If the planet is indeed heating up, the consequences of the ensuing climate change could be horrendous. According to the findings of the Woods Hole Oceanographic Institution, these could include a sudden shift in the ocean currents – known as the ocean conveyor – that transport warm water from the Southern Hemisphere to the Northern Hemisphere. It might be extreme bouts of El Nino (the periodic warming of Pacific Ocean surface temperatures), or La Nina (Pacific cooling), either of which could trigger catastrophic floods, droughts and other forms of extreme weather, as they have in the past. And it might be a massive African or Asian drought that wipes out crops across several countries.
If such predictions pointing towards a doomesday scenario for the world are true, then the danger is clear, what is lacking is the commitment of the international community to confront this danger. For now, however, we can only hope that the process of global consultation on the issue of climate change will continue and produce a concrete outcome. As President Obama said, “We’re going to have to build on the momentum that we’ve established here in Copenhagen to ensure that international action to significantly reduce emissions is sustained and sufficient over time. We’ve come a long way, but we have much further to go.”

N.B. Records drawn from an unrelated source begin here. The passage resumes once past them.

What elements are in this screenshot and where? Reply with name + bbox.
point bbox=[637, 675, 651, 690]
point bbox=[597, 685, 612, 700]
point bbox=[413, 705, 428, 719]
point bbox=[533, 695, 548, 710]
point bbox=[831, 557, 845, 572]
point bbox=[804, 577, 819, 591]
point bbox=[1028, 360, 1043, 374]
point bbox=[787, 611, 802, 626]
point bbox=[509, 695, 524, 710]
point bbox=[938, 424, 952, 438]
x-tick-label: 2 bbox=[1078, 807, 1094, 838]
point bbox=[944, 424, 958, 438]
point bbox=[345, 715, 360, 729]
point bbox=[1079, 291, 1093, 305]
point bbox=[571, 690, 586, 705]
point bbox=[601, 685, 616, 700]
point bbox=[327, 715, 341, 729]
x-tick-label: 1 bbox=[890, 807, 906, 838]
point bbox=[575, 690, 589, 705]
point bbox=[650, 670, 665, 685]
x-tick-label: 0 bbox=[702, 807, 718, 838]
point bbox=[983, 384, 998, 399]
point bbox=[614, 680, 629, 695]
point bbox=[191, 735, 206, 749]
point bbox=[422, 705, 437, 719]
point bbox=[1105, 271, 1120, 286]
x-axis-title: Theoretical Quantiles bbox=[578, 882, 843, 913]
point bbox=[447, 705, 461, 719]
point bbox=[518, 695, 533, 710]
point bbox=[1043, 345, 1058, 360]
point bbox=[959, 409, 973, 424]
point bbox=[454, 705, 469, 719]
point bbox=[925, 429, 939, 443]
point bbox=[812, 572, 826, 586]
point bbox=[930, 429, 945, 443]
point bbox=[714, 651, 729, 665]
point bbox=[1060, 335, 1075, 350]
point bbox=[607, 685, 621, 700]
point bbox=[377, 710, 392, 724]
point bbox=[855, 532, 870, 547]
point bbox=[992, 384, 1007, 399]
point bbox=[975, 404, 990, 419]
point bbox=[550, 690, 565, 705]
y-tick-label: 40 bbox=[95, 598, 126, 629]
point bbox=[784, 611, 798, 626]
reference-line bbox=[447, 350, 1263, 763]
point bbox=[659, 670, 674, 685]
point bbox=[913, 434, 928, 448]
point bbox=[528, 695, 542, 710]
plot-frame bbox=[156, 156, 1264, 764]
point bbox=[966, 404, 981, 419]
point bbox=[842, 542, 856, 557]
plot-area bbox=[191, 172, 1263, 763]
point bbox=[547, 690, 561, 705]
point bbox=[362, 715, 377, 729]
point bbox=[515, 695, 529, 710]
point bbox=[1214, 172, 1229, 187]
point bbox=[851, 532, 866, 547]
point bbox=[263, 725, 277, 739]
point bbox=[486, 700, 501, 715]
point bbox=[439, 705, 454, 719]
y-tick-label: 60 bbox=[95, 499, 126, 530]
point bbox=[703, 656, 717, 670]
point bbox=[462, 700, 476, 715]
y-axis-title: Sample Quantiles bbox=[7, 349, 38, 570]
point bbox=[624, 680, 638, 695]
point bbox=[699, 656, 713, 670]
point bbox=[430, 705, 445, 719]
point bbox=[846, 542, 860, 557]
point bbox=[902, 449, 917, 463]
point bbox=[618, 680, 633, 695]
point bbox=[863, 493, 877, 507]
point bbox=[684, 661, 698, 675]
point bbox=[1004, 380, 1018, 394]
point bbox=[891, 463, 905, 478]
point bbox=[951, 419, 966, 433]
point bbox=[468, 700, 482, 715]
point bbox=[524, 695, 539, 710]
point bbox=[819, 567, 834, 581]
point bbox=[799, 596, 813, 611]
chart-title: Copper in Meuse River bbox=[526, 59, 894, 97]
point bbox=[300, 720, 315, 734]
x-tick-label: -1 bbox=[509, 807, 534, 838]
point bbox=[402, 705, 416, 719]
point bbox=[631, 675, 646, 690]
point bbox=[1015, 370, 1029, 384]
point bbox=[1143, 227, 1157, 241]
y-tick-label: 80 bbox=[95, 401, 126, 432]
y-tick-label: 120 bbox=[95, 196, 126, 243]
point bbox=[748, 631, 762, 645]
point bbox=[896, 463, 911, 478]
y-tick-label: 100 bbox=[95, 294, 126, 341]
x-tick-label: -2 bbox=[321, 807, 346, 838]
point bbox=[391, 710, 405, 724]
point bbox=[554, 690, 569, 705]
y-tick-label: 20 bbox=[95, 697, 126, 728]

In the meantime, however, the governments, especially of the richer world, can continue to invest in technologies aimed at harnessing alternative sources of energy, such as solar energy. Likewise, there is need to give importance to the alternative discourse on climate change, with some scientists even predicting a cooler world along with the world’s carbon-based energy quest.
Much of the scientific conclusions suggesting global warming rest on computer models whose original input was based upon data provided by the British University of East Anglia’s Climate Research Unit, which is now challenged by a section of environmental scientists, including Dr Richard Lindzen, Professor of Meteorology at MIT. According to him, “The measurement used, the Global Averaged Temperature Anomaly (GATA), is always changing. Sometimes it goes up; sometimes down and occasionally--such as for the last dozen years or so--it does little that can be discerned. The claim that climate change is accelerating is bizarre.” The data in computer models do not account, for example, for the effects of clouds or sunspot activity.
The UN has held so many summits on environment. The state of health of our planet is the topic of numerous international studies and reports. Authors such as Thomas Friedman have pubished best sellers on the topic. The stand all of the above take is one that conforms to the mainstream scientific viewpoint: that as long as we continue to pollute our environment with hazardous gases, it will continue to heat up and eventually destroy the very world our survival rests upon.
Yet there is no harm in considering alternative voices on the subject such as that of the MIT professor. And it also makes sense to explore sources of energy other than carbon, through expanding international research and development activities. As for seeking a truly enforceable global pact on climate change, even if Copenhagen failed to produce it, at least the process for the purpose has not been abandoned.